Caminhando pelo saguão do hotel, acabei encontrando a noiva do meu pai, Cristina. Ela era atraente do ponto de vista físico, com os cabelos ruivos curtos e o corpo levemente rechonchudo. Possuía uns 10 anos a menos que meu pai, havia feito faculdade de Gastronomia, pois acreditava que isso a ajudaria a encontrar um bom marido e realizar a única coisa que ela realmente queria ser, dona de casa. Não que isso fosse ruim, mas o fato dela ter procurado um cara casado pra construir a própria família destruindo outra fazia com que eu a desprezasse. Ela tinha um ar de pessoa boazinha, mas nós nos detestávamos. Ela por talvez pensar que seu futuro marido ter filhos e um antigo casamento estragava seu sonho de família feliz. E eu por achar que ela estava roubando o pouco do pai que me restava.
– Onde você estava? – ela disse arrogante.
– Na praia. Dã. – levantei minhas cadeiras e minha sacola e ela revirou os olhos.
– Seu pai está te procurando.
– E onde ele está? – ela me encarou por mais alguns segundos, mas acabou apontando na direção do bar do hotel. Dei um acenosinho antipático enquanto me arrastava e fui até lá. O bar que meu pai estava era o da área fechada, não o outro que dava de frente para o mar. Ele tomava um suco provavelmente com tônica, debruçado no balcão, enquanto conversava com o garçom. Podia imaginar sua voz polida e animada, sempre simpático e caloroso, como um bom corretor de imóveis que ele era. Parei ao lado dele. – Chamou?
– Sim. – ele sorriu um pouco. – Se divertiu na praia hoje?
– Arran.
– Isso é bom... – Ficamos em um silêncio desconfortável por alguns segundos. Impaciente, resolvi quebrar o silêncio.
– Pai, porque não fala logo o que tem a dizer?
– Certo. – ele respirou fundo. Como sempre fazia quando iria dizer algo que me aborreceria. – Queria saber se você se importaria se eu fosse jantar com a Cristina no restaurante no centro da cidade.
– Só vocês dois?
– É.
– Obrigado. – ele sorriu bem mais animado, não sorri de volta dessa vez. – Você tem certeza? Não quero te deixar sozinha e...

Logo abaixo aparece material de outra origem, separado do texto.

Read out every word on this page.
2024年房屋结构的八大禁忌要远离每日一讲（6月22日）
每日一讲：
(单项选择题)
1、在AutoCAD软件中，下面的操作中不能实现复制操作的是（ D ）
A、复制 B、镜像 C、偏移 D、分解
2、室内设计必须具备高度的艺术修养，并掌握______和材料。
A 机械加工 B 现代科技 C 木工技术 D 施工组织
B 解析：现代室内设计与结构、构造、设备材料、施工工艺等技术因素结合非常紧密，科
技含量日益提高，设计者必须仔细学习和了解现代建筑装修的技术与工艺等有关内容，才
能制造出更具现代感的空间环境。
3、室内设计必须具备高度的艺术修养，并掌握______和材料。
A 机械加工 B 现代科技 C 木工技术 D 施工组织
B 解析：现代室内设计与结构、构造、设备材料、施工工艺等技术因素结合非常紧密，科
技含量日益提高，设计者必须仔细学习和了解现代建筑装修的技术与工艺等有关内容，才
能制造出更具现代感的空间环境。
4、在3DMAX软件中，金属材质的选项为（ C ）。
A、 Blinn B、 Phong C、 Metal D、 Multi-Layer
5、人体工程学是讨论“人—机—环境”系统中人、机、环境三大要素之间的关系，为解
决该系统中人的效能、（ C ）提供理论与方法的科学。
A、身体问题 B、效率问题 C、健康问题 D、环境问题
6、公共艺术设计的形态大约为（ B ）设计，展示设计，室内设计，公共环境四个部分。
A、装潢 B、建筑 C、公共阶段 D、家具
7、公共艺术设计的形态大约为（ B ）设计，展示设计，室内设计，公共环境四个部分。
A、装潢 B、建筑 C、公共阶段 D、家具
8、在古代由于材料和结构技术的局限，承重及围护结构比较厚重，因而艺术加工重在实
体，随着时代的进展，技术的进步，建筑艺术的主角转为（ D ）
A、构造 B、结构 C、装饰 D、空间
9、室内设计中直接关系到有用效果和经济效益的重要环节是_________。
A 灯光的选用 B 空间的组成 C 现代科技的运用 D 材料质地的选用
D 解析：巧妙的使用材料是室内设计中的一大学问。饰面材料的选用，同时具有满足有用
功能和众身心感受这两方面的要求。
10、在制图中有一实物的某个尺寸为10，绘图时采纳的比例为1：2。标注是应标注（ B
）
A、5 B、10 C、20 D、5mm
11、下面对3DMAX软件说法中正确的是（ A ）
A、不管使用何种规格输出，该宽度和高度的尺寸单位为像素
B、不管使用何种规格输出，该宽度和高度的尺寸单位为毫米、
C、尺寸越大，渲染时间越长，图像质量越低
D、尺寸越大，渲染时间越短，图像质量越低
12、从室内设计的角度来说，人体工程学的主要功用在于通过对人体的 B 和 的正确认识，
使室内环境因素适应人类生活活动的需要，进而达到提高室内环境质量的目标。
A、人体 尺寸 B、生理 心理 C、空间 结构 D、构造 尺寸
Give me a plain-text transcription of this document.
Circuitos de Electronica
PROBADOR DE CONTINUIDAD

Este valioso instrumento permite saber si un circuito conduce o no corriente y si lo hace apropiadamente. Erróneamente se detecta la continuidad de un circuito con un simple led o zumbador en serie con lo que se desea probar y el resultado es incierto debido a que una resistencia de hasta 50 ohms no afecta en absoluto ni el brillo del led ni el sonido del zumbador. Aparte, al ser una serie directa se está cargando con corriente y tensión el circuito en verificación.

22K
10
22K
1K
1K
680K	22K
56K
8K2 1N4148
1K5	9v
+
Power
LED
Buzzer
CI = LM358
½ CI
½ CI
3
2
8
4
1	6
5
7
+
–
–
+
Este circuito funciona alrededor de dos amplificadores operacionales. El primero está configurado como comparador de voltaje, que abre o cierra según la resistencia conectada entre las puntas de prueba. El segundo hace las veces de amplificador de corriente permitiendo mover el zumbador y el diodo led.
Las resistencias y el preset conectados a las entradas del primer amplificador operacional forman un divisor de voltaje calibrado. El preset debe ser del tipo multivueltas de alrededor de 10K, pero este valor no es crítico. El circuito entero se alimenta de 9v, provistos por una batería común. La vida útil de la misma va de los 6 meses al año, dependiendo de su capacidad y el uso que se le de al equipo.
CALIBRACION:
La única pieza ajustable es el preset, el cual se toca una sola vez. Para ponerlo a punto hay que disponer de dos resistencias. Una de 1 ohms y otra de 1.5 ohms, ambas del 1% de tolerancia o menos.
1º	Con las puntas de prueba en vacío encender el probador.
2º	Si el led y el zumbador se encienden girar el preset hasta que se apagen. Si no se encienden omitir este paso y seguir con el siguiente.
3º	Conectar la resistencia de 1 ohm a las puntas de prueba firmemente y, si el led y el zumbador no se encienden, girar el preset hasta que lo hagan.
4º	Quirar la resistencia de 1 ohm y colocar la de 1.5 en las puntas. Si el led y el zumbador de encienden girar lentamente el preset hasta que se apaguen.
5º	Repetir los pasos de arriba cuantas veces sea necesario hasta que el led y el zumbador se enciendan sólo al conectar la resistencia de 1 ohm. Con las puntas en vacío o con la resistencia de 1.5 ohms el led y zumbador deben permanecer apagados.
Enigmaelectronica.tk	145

– Pai. Eu adoro ficar sozinha. Não se importe.
– Devia ter convidado alguma amiga pra vir com você, assim não ficaria tão sozinha.
– Elas foram viajar com as mães... – Meu pai fez uma careta. Eu também. Fazia alguns dias que eu não ligava para minha mãe e meu pai sabia disso. Ele se importava por eu não passar tanto tempo com ela, mas eu não ligava tanto assim. Procurei deixá-lo mais a vontade, dando um tapinha de leve em seu braço. – Não se preocupe. Estou ótima. É sério.
– Então tudo bem. Vou trazer algo do centro pra você.
– Perfeito. – sorri para ele, que esfregou meu braço em um gesto de carinho raro. Acabei ficando sem graça e procurei escapar. – Hãn, vou subir para tomar um banho e guardar essas coisas, certo?
– Espera. Toma o dinheiro pro seu jantar, já que sei que não gosta da comida do hotel. – ele me esticou algumas notas, que eu apertei entre meus dedos suados. – Carlos está aí, vá jantar com ele.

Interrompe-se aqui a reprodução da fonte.